In 20 Class 1 towns of Rajasthan, including Jaipur and Jodhpur, the state has
offered 30-year land leases for MSW projects at a mere Re 1/sq.m/year.
Hyderabad and Pune have given private parties the task of collecting and
disposing hazardous waste from hospitals and small clinics.

Money from MSW, hospital waste, ash... the possibilities are endless.
Intelligent Investor looks at six areas where entrepreneurs have made money
from muck.

WEALTH FROM WASTE:


Building bricks from oil field effluent treatment plant sludge

Waste water produced in petroleum production contains hydrocarbons and


many trace metals such as Cr, Cd, As, Hg. It is treated in effluent treatment
plant (ETP) before discharging into the environment.
In the process, a voluminous sludge containing oil / hydrocarbon is
generated, disposal of which is a problem.

The sludge contains oil, water and inorganic materials. In an attempt to


utilize all these components, investigations on partial replacement of the raw
materials used in making masonry bricks by the sludge were carried out.
Bricks prepared by replacing about 30% of the raw materials (clay, sand and
water) by the sludge were found to conform to Indian standard specification
for common burnt clay building bricks. In the process, the water in the
sludge serve as the process water, the hydrocarbons burn and provide about
5% of the fuel requirement for brick making and the inorganic materials are
fixed as constituents of the bricks. Standard size bricks prepared using the
sludge and firing in a commercial coal fired kiln show high compressive
strength (163 kgf/cm2) and low water absorption capacity (10.4%).
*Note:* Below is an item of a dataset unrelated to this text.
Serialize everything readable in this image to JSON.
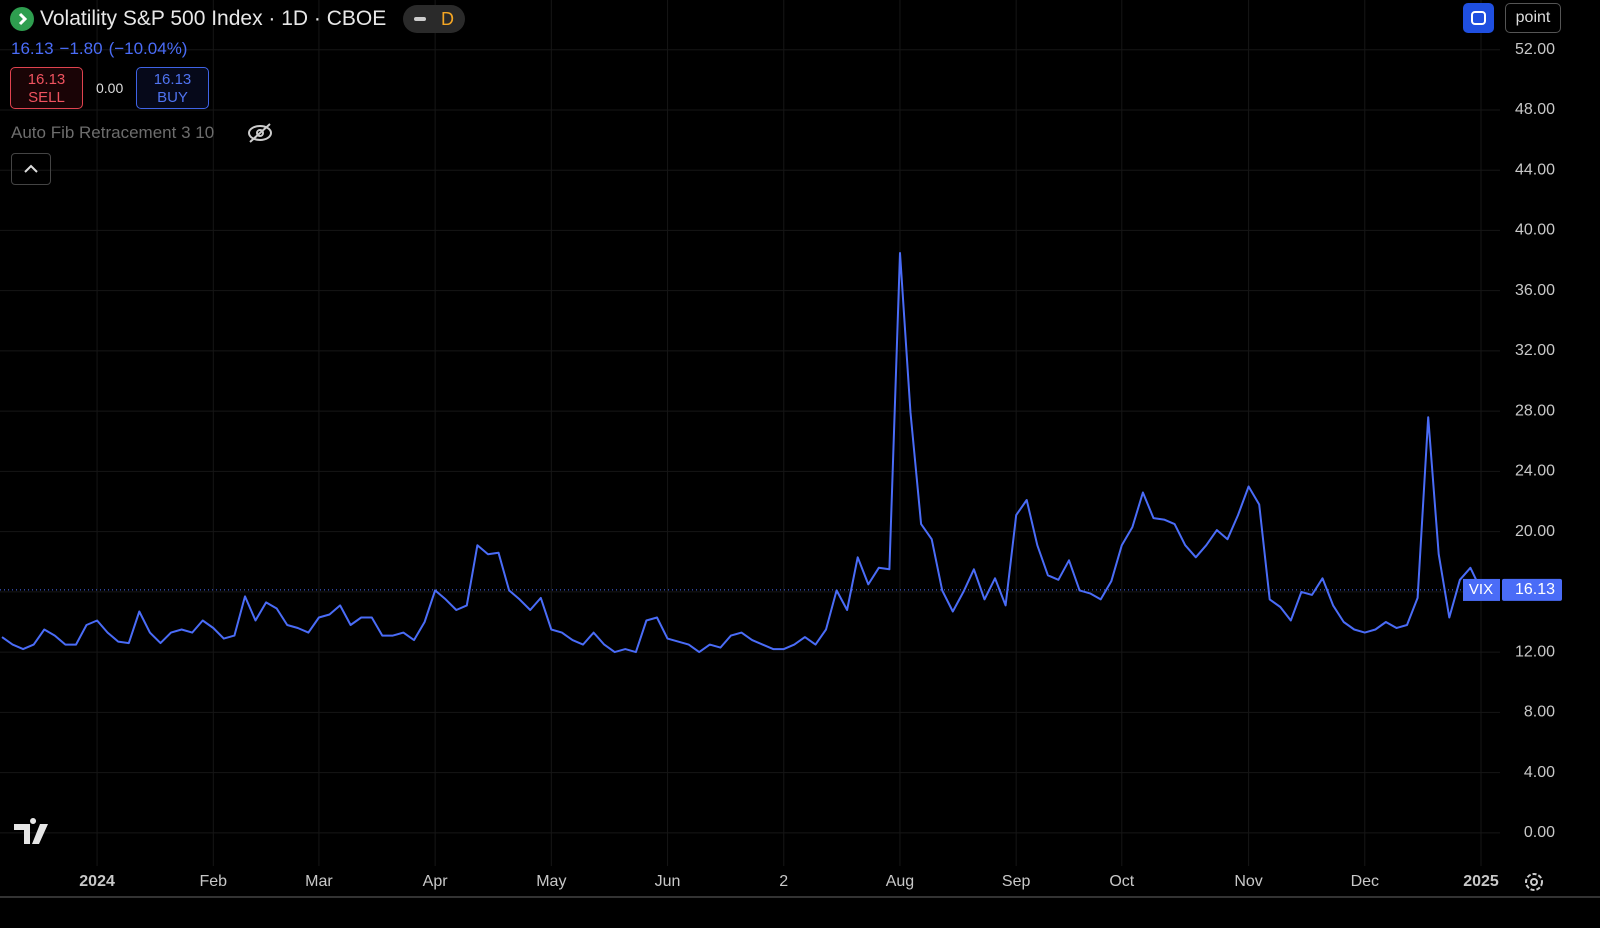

The sludge was mixed with soil and then pelletized in a disk type pelletizer.
The pellets were dried and then fired in a laboratory scale electrical furnace.
The bulk density, crushing strength and water absorption capacities of the
pellets were determined. The pellets can be used as light weight
aggregates.

The process for making common masonry brick, lightweight aggregate and
blended cement utilizing the sludge werecompared. Considering the local
condition of industrialization, the process for making common masonry
bricks using the sludge seems to be the most promising one for eliminating
the problem associated with disposal of the sludge.